The Good: This book is brilliant at its best moments and smarter than most at its worst. The authors offer a solid and well-reasoned argument for the prominence of the Ephesians 4 text in our understanding of leadership in the Church and an equally strong critique of its marginalization. Alan Hirsch is at his best when he is trumpeting the priesthood of all believers and his “everybody gets to play” understanding of mission in the local church context and this book is no exception. The first third of the book presents a robust understanding of how the five functions fit together and the capacity for Kingdom-building that could be unlocked were they properly understood and empowered. Without doubt, the authors paint a compelling picture of the Church fully activated in the world. Throughout the other two-thirds, they employ (unforgettably, at times) the best of current thinking in entrepreneurial practice and sociological understanding to illuminate the truths of Scripture and apply it liberally to much-needed areas of church leadership, particularly focusing in on culture change, leadership development and deployment, and missional innovation. This is a small detail but I also highly enjoyed the quotes from various world leaders, Christian and otherwise, that began and cast light onto the chapter to come.

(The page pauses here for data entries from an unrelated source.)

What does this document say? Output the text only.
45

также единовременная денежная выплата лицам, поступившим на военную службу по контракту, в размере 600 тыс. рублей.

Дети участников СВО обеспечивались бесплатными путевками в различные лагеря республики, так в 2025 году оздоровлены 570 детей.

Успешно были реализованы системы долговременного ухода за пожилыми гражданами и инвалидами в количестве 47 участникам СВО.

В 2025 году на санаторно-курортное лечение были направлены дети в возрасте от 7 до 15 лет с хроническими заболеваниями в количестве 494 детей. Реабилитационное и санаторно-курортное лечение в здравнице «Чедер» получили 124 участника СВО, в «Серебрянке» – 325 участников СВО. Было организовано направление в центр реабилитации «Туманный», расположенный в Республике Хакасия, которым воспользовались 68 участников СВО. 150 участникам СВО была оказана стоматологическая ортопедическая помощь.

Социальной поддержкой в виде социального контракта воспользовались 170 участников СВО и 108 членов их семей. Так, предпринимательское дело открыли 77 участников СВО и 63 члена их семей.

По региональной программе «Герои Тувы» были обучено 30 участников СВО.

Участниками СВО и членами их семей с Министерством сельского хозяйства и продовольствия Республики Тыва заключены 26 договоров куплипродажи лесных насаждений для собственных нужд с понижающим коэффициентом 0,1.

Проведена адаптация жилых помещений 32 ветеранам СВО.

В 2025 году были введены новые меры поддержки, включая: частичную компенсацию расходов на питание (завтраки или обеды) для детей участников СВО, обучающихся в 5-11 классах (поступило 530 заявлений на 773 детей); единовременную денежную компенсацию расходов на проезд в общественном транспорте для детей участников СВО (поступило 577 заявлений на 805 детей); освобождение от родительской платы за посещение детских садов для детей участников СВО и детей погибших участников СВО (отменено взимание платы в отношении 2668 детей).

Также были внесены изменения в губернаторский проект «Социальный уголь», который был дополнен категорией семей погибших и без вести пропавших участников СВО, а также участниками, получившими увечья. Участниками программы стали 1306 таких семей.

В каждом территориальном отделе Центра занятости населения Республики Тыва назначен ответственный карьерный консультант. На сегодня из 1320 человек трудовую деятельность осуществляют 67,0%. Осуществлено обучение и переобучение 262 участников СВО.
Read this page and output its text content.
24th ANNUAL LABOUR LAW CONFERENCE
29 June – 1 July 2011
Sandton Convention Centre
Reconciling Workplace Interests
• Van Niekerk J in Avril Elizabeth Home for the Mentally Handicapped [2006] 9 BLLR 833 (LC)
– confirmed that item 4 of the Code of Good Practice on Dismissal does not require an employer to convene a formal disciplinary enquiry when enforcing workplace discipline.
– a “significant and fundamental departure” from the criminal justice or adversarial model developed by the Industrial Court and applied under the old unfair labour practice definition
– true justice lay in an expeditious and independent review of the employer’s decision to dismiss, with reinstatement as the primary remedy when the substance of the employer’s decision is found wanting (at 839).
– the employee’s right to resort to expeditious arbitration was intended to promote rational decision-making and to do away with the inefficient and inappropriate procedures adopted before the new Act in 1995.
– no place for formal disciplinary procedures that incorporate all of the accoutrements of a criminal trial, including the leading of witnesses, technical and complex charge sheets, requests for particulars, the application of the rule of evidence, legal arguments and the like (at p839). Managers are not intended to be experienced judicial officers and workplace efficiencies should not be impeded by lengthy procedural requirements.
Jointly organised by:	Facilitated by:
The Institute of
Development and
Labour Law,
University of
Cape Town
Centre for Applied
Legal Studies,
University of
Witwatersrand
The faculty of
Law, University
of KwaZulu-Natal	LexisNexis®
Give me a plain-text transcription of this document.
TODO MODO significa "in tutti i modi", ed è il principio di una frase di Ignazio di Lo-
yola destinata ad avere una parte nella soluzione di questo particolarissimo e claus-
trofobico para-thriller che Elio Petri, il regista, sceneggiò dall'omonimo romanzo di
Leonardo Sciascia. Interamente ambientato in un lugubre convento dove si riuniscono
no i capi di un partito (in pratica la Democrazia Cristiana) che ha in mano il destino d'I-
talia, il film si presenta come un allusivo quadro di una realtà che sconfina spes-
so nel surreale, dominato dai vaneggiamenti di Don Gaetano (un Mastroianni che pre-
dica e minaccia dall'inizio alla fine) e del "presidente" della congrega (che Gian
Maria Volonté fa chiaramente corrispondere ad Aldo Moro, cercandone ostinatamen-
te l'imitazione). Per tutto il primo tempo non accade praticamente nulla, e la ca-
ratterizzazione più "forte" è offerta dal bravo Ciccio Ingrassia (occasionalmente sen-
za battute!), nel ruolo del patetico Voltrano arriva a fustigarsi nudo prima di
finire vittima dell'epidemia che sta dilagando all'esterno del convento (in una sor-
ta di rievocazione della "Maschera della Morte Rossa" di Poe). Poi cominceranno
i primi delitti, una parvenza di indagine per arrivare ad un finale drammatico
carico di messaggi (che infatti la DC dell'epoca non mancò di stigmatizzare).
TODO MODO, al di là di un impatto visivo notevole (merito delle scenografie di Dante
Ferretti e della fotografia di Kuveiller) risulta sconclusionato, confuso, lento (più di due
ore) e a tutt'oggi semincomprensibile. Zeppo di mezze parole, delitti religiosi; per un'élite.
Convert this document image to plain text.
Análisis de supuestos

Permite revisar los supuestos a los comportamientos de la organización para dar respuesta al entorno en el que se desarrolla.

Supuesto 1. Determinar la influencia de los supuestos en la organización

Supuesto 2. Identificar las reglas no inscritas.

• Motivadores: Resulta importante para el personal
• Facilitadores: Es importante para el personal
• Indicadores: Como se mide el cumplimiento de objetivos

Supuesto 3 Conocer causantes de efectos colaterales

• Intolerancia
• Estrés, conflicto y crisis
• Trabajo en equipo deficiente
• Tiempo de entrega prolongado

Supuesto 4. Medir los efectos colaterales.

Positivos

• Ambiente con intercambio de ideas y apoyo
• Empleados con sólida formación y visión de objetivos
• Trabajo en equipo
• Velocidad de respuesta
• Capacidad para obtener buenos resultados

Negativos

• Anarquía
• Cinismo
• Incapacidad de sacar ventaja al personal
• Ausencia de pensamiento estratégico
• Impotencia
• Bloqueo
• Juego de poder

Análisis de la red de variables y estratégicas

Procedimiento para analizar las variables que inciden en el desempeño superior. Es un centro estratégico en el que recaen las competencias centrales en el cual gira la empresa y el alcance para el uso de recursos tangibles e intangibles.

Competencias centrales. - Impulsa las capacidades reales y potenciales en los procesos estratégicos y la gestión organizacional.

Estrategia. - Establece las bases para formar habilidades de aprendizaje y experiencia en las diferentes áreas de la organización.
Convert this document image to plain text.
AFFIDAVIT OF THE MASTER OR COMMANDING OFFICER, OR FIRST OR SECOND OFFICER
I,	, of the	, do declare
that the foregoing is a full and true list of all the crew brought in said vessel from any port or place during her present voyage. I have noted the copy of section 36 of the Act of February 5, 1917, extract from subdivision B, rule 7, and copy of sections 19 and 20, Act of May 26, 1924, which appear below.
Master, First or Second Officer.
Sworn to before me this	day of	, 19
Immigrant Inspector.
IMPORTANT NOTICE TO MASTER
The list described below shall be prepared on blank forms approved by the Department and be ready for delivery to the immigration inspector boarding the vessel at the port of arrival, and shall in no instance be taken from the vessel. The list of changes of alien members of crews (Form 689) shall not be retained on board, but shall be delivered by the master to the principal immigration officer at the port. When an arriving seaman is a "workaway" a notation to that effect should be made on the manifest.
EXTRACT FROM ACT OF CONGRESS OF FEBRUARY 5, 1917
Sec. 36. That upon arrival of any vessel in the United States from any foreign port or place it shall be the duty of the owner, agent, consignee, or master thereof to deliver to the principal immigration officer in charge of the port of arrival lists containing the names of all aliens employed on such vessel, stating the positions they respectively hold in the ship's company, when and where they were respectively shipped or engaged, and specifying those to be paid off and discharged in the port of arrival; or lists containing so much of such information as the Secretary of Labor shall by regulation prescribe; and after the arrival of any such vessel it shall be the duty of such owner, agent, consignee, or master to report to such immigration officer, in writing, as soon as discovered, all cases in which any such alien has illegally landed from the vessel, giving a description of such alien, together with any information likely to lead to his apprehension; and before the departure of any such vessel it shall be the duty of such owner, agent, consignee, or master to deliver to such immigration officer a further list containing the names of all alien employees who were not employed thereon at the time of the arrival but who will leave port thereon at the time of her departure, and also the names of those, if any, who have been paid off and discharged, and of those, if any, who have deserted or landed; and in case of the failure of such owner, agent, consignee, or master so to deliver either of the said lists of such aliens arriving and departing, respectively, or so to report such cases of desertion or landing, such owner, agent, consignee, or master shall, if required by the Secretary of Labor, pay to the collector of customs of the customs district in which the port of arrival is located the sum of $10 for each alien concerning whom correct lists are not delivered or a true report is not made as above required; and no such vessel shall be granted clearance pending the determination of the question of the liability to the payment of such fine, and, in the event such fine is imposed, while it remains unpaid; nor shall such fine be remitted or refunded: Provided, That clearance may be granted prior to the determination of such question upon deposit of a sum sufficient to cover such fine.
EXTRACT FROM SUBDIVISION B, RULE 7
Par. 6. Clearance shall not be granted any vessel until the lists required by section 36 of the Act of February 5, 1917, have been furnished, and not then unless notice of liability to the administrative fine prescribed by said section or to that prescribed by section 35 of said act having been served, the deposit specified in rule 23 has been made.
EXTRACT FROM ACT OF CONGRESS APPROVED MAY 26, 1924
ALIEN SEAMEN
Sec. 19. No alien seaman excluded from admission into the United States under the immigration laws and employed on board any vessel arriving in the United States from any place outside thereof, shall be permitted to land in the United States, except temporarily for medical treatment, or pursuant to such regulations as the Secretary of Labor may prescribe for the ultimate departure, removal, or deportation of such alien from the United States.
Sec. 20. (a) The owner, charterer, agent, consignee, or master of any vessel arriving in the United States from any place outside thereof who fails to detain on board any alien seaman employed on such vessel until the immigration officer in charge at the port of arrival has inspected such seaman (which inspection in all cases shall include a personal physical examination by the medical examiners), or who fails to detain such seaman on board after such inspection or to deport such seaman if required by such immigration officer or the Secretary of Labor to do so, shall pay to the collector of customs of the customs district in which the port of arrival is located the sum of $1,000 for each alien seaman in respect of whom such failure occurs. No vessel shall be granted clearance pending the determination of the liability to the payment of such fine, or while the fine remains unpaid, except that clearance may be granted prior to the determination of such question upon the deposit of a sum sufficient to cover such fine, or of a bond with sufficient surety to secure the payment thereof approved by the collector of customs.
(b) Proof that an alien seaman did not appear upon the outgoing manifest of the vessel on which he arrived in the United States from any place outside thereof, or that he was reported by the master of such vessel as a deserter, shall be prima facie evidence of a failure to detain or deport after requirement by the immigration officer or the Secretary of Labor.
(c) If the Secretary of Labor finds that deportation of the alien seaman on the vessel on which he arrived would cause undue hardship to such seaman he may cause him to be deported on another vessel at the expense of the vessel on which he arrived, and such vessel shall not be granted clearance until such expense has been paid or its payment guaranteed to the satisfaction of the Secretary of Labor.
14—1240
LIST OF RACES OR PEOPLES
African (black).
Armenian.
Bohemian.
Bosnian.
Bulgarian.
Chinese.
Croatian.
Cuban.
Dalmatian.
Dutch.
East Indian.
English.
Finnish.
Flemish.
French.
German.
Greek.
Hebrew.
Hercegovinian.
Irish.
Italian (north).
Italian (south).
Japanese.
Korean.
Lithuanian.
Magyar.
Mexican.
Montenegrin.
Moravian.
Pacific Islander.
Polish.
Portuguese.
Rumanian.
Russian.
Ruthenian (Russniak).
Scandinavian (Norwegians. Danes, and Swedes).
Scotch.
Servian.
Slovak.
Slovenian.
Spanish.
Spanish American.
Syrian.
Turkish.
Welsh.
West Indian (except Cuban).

The Bad: While intelligent and well-researched the book certainly is, easily accessible it most certainly is not. The first third is well worth the price of admission and easy enough to understand and apply. The back two-thirds, however, take a fairly disciplined reader with a heavy interest in social psychology, entrepreneurial leadership, or both, to endure to the end. The book is tedious at times with diagrams, analogies, and expansions of material already covered. Hirsch and Catchim seem almost overly eager to show the reader how many connections to sociology and business practice can be made in the realm of the apostolic. No doubt a heavier editorial hand would have been welcomed by many a reader (or would-be-reader). Also, my wife hates the cover, so -2 points.
The Transferable: Much of the first hundred pages would be easily transferable in the realm of the average ministry leader. Hirsch and Catchim’s definition and explanation of each of the fivefold gifts are brilliant in their scope and application. I recently taught a group of young potentially-gifted evangelists the Evangelistic Ministry Matrix (pictured at left), which helps explain four different types of evangelistic function. This was an eye-opener to some who had previously questioned their evangelistic gifting based on stereotypes with which they could not relate.
Who Should Read This: I would argue that a basic “reader’s digest” version of the book’s best material can be found in other works by Hirsch (and his tribe). However, I have yet to come upon a more thoroughly unpacked rendering of the five gifts and their functions in the Church. For that reason, I would highly recommend the first third of this book for any leader with a level or two of leadership beneath her who desires to see everyone activated in mission. I would also recommend parts of it to any follower of Jesus who seeks to understand the APEST gifts and their rootedness in Scripture. I would recommend the back two-thirds to apostolic leaders (planters, entrepreneurs, movement thinkers) who geek out on Seth Godin, Malcolm Gladwell, and the like, and who love making connections between the worlds of church leadership and the social sciences.